L’ispettore Esposito, da dietro la porta, pensa fra se e se…
“Ha capito tutto, è solo un trucco per cercare di ipnotizzare la Bignoni. E ci sta pure riuscendo
quel paraculo…”
In cuor suo vorrebbe ascoltare ancora il fachiro ma la Bignoni è distratta e quello è il momento
migliore per intervenire.
Silvia è quasi in trance e all’apparenza ha allentato ogni controllo.
Con uno spintone spalanca la porta ma lei è ancora lucida e quando l’ispettore apre la porta si
gira e fa fuoco, lui prontamente risponde.
Il mago Pratt è il primo a cadere a terra. Seguono altri spari e contemporaneamente l’ispettore e
Sofia si accasciano al suolo a pochi centimetri di distanza. L’unico a non essere colpito è Kiran.
Tutto si svolge in un attimo, e adesso che Sofia ed Esposito sono vicinissimi, si guardano intensamente
negli occhi.
La vita sta sfuggendo dai loro corpi ma adesso capiscono che Kiran aveva ragione. Prima che sia
tutto finito, mentre le loro mani si intrecciano, loro si carezzano con uno sguardo e si baciano con
un sorriso . Una lacrima lentamente si fa strada nei viali della tenerezza ma neanche loro sanno se è
di dolore o di felicità
Gli occhi, il naso e la bocca di Sofia sono identici a quelli di Esposito.
Sembrano riflessi in uno specchio, soltanto che da una parte c’è la versione femminile, e nell’altra
la versione maschile.
Accanto a quello strano specchio c’è un grande televisore.
Con le ultime forze la donna sgrana gli occhi sul video da cinquanta pollici trasecolando; poi si
concentra sullo spillone e la mano del fachiro. Analizza il riflesso sinistro della luce sul metallo deducendo
la durezza delle lame affilate e la loro capacità a infliggere ferite drammatiche.

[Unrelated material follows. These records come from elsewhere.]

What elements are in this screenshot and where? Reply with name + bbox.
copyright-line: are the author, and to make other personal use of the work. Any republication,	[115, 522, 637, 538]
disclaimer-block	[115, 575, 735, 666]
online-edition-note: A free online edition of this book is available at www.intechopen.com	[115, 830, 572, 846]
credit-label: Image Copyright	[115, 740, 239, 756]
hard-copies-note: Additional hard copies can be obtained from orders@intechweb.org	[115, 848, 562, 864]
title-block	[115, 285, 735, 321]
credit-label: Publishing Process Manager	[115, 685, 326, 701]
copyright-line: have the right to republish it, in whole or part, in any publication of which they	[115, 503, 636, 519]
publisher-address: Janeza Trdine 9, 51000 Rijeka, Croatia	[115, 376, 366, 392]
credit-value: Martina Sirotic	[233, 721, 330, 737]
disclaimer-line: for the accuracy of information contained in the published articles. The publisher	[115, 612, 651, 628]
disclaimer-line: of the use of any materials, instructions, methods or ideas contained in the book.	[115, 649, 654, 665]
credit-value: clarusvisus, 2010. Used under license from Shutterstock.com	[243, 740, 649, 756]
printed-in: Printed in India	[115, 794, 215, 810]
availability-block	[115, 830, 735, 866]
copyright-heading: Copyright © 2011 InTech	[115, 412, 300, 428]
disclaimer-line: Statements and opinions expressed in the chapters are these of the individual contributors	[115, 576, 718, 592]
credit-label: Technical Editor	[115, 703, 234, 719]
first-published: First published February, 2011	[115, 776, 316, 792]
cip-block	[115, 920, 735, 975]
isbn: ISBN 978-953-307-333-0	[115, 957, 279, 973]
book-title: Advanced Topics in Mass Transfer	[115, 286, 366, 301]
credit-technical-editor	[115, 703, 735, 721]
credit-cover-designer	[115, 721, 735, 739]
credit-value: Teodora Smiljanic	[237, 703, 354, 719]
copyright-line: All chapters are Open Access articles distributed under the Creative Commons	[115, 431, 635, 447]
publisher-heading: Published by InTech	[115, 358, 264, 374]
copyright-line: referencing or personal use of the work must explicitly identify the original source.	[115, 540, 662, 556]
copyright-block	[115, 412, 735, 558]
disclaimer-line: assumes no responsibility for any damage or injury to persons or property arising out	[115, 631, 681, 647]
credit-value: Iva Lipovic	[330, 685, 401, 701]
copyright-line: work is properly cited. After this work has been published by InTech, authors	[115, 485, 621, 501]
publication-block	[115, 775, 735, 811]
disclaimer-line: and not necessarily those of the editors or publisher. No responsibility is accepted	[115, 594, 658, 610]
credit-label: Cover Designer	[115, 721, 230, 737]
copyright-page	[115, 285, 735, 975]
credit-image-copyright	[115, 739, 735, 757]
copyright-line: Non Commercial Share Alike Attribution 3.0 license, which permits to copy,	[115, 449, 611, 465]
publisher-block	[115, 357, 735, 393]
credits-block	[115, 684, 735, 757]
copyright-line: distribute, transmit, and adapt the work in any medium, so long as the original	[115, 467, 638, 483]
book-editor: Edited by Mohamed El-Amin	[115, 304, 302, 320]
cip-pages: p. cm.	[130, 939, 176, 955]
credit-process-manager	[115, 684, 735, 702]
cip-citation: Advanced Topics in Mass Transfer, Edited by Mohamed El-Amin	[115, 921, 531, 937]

Lo sguardo di fuoco dell’indiano si accende ulteriormente e comunica che sta per accadere qualcosa
di terribile. Un brivido le percorre la schiena come fosse in preda ad una improvvisa e aggressiva
febbre mortale, quando inaspettatamente l’uomo in turbante apre la bocca e lecca lentamente la superficie
liscia a specchio.
Una voce fuori campo la distrae.
Ines, Ines, Ines…
“Insomma Ines, ma ti vuoi svegliare? Non pensi sia ora di andare a letto?”
“Scusa Simone, ma ho avuto un incubo.”
“Non ci pensare, andiamo a letto.”
“No Simone, vai te, io ti raggiungo dopo”
“Ma che fai mi lasci solo?”
Ines scrolla le spalle, si alza, spegne la televisione, afferra la borsa ed esce.